In an industry often driven by trends and repetition, Guardianes de la Naturaleza proposes the opposite: looking back to recover what was nearly lost. Led by Victoria Brond, the project focuses on old vineyards and forgotten grape varieties, prioritizing living ecosystems and producers who have sustained these lands for generations. The premise is clear: not to replace, but to rescue.

Within this philosophy comes El Mirlo, a Malbec that even challenges the very concept of vineyard training. Its grapes come from vines that grow freely, without physical or chemical constraints, in a biodynamic vineyard in Perdriel. This “wild” growth is not neglect, but a deliberate choice: allowing the vine to express itself without intervention to produce a more honest, less manipulated wine deeply tied to its environment.

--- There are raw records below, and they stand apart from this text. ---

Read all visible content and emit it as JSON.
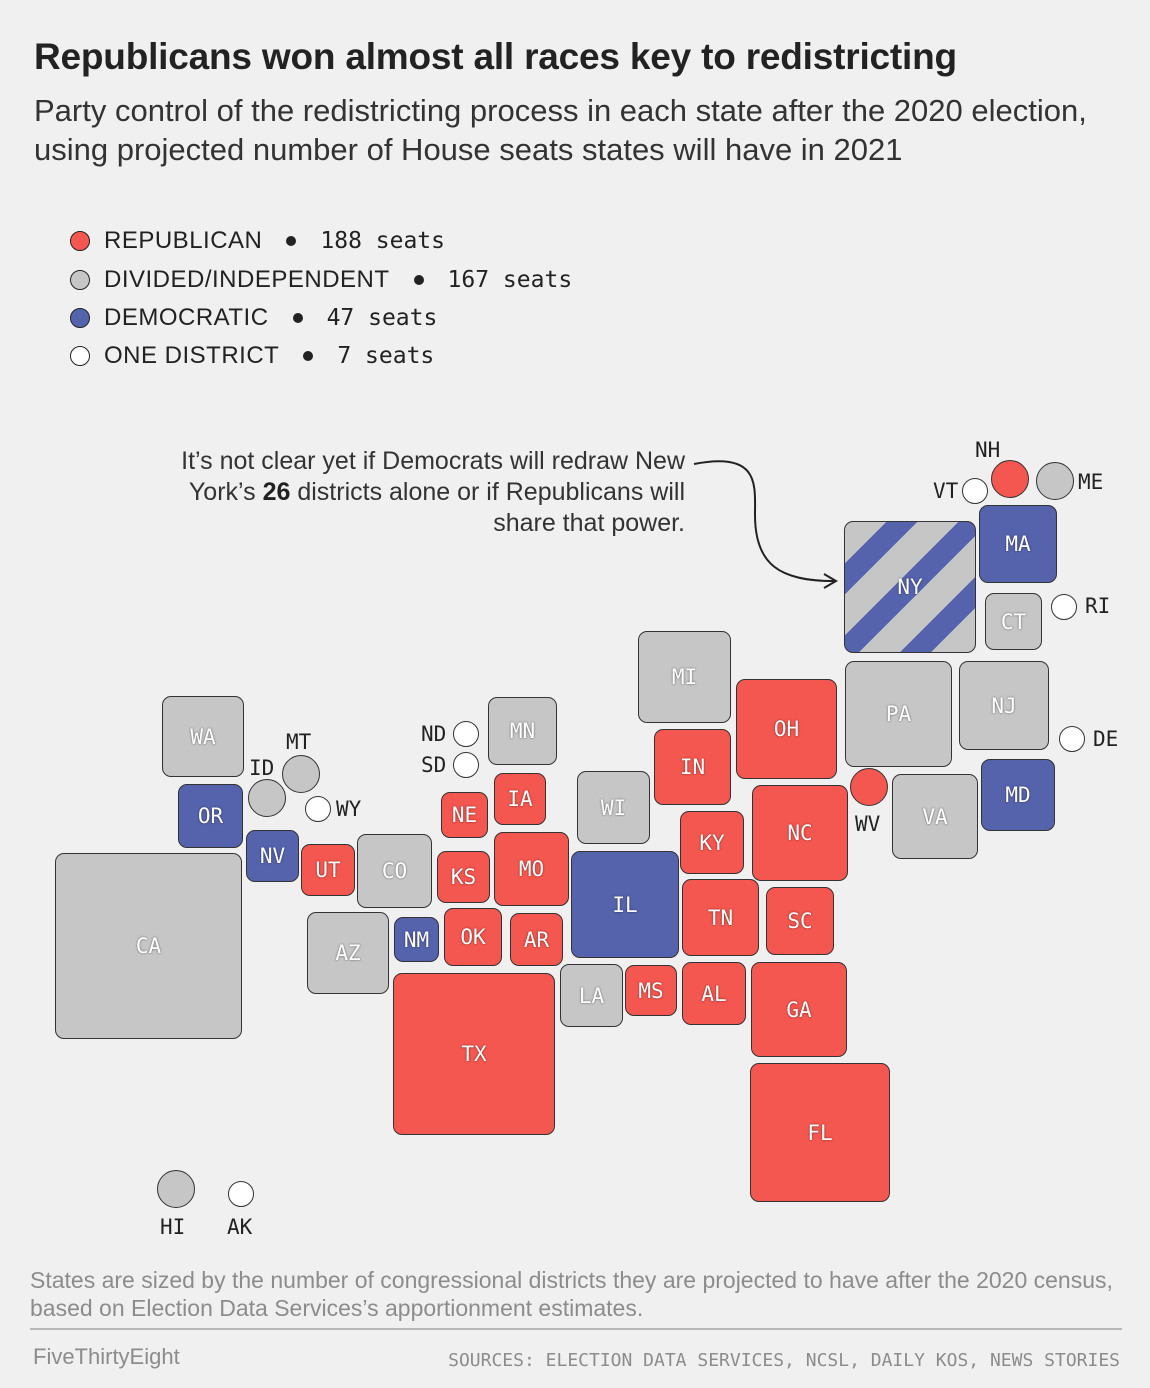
{
  "title": "Republicans won almost all races key to redistricting",
  "subtitle": "Party control of the redistricting process in each state after the 2020 election, using projected number of House seats states will have in 2021",
  "colors": {
    "republican": "#f4574f",
    "divided": "#c6c6c6",
    "democratic": "#5563ad",
    "one_district": "#ffffff"
  },
  "legend": [
    {
      "label": "REPUBLICAN",
      "seats": "188 seats",
      "color": "#f4574f"
    },
    {
      "label": "DIVIDED/INDEPENDENT",
      "seats": "167 seats",
      "color": "#c6c6c6"
    },
    {
      "label": "DEMOCRATIC",
      "seats": "47 seats",
      "color": "#5563ad"
    },
    {
      "label": "ONE DISTRICT",
      "seats": "7 seats",
      "color": "#ffffff"
    }
  ],
  "annotation": {
    "before": "It’s not clear yet if Democrats will redraw New York’s ",
    "bold": "26",
    "after": " districts alone or if Republicans will share that power."
  },
  "states": {
    "WA": "WA",
    "OR": "OR",
    "CA": "CA",
    "NV": "NV",
    "UT": "UT",
    "CO": "CO",
    "AZ": "AZ",
    "NM": "NM",
    "MN": "MN",
    "NE": "NE",
    "IA": "IA",
    "KS": "KS",
    "MO": "MO",
    "OK": "OK",
    "AR": "AR",
    "TX": "TX",
    "WI": "WI",
    "IL": "IL",
    "LA": "LA",
    "MS": "MS",
    "AL": "AL",
    "MI": "MI",
    "IN": "IN",
    "KY": "KY",
    "TN": "TN",
    "OH": "OH",
    "NC": "NC",
    "SC": "SC",
    "GA": "GA",
    "FL": "FL",
    "PA": "PA",
    "VA": "VA",
    "NJ": "NJ",
    "MD": "MD",
    "NY": "NY",
    "MA": "MA",
    "CT": "CT"
  },
  "small_states": {
    "ID": "ID",
    "MT": "MT",
    "WY": "WY",
    "ND": "ND",
    "SD": "SD",
    "WV": "WV",
    "DE": "DE",
    "RI": "RI",
    "VT": "VT",
    "NH": "NH",
    "ME": "ME",
    "HI": "HI",
    "AK": "AK"
  },
  "note": "States are sized by the number of congressional districts they are projected to have after the 2020 census, based on Election Data Services’s apportionment estimates.",
  "brand": "FiveThirtyEight",
  "sources": "SOURCES: ELECTION DATA SERVICES, NCSL, DAILY KOS, NEWS STORIES"
}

Note: Instead of planting new vineyards, Guardianes deliberately seeks out those left outside the system—old, forgotten, or abandoned vines—and turns them into the heart of its wines. In short, it finds value in what the industry has left behind.

Where: The project doesn’t have a physical location open to the public, but its wines can be purchased via WhatsApp at +54 261 242 8537.

10. Pielihueso Wines: When Wine Is Also Invented Through the Label

In a wine world defined by rigid categories, Pielihueso chooses to create its own. With minimal and deeply artisanal production, the project uses micro-vinification as a space for constant experimentation, resulting in wines that don’t aim to fit in, but to raise new questions. Each batch is different; each bottle is an exploration.

This pursuit is especially evident in their commitment to orange wines, which they not only produce but also actively promote as a recognized category in Argentina. But Pielihueso goes beyond technique: its disruptive, identity-driven labels act as an extension of the wine itself, creating a universe where visual, conceptual, and sensory elements coexist. The result is a product that breaks expectations—both in content and form—positioning wine closer to art than tradition.

Note: Pielihueso was one of the first projects in Argentina to formally register and communicate orange wine as a category, bringing an ancestral practice into a new territory where identity, aesthetics, and experimentation go hand in hand.

Where: Corredor Productivo s/n, Los Sauces, Mendoza.